Minute 14??? Is she serious???
Rewind 7 Years
On my 54th birthday, I decided to give myself a new body for my 55th birthday. Joining Hong Kong’s very trendy California Fitness Centre, I hired a personal trainer.
I spent two and one half hours at the gym six nights a week – no days off. That included a 15 minute warm up, one hour pumping iron, 15 minutes of stretching, and one hour on the cardio vascular machines (which I dubbed the “torture contraptions”).
And I hated Every Second of It!
Gilbert writes of the brutally slow passage of minutes. For me, I was agonizing through the brutally slow passage of seconds! I would keep checking the counter . . . Oh, how slowly those seconds passed!
If the number 108 is considered auspicious because it is a “perfect three digit mulitple of three, its components adding up to nine, which is three threes,” what on earth does the number 3,600 – or 60 seconds times 60 minutes – signify?
There were picture windows in front of the bank of torture contraptions overlooking a bustling street in Kowloon’s Tsim Sha Tsui district.
I remember looking longingly at the McDonald’s, the KFC, the Pizza Hut, the Thai restaurant, and the Chinese fast food outlet that were just a few seconds away from me and thinking, “Why am I doing this to myself? I could be eating right now!”
Writes Clementre Blach (location unknown): Very interesting stuff. I’ve been learning more about meditation and hypnosis lately. Both seem like great methods of enlightenment and personal development. 18 November 2010 (via Comment Box)

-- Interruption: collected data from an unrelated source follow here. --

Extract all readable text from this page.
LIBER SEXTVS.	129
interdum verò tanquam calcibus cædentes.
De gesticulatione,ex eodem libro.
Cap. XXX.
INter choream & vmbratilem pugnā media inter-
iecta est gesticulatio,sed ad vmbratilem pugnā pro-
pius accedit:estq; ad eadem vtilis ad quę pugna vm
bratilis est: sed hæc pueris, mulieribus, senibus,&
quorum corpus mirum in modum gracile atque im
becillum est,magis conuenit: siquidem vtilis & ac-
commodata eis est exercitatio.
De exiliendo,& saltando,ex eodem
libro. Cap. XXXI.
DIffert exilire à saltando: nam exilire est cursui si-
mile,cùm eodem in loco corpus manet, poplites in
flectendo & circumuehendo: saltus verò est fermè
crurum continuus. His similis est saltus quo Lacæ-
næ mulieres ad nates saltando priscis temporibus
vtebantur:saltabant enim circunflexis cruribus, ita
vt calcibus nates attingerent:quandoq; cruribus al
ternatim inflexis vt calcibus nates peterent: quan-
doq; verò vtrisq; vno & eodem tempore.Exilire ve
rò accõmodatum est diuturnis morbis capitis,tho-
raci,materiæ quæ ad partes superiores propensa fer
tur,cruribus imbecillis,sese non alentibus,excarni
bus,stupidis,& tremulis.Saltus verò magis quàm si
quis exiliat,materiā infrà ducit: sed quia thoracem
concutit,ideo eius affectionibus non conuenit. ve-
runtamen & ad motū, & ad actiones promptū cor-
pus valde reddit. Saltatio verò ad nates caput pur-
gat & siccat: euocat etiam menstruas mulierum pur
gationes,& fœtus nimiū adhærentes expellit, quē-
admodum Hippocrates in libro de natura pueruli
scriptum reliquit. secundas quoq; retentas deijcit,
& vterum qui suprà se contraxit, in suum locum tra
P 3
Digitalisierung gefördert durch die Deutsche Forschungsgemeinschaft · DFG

E. of Kapa’a, Hawai’i, writes Here’s my take on meditation having tried to listen to other people on how to meditate. First of all, don’t try to meditate at all! Second, don’t count the clock. I actually put together a little mix on my iPod that has ocean waves with some sort of subliminal system that helps put your mind in the right place to meditate. I cranked the volume up on the waves and lowered the volume on the subliminal part. I didn’t like the music they used to cover up the subliminal part. I figured my mind would hear the subliminal messages regardless of the volume. Then I just find a moment either late at night when it is quiet or outside in my yard where I can just focus on the plants, birds, etc. I just let my mind relax and don’t try to do anything. Believe it or not, it seems to work wonders for me. Chances are you can do the same you just haven’t tried to not meditate. Let me know if you have any success. BTW, my best friend is from southern India. She makes the best tasting food in the world! 21 July 2010
Accidental Travel Writer Responds I found the same thing with cardio-vascular . . . by putting a towel over the timer, it seemed to reduce the stress levels associated with watching the seconds pass so slowly. But I haven’t tried meditation in years … This is all making me think that I should give it a try!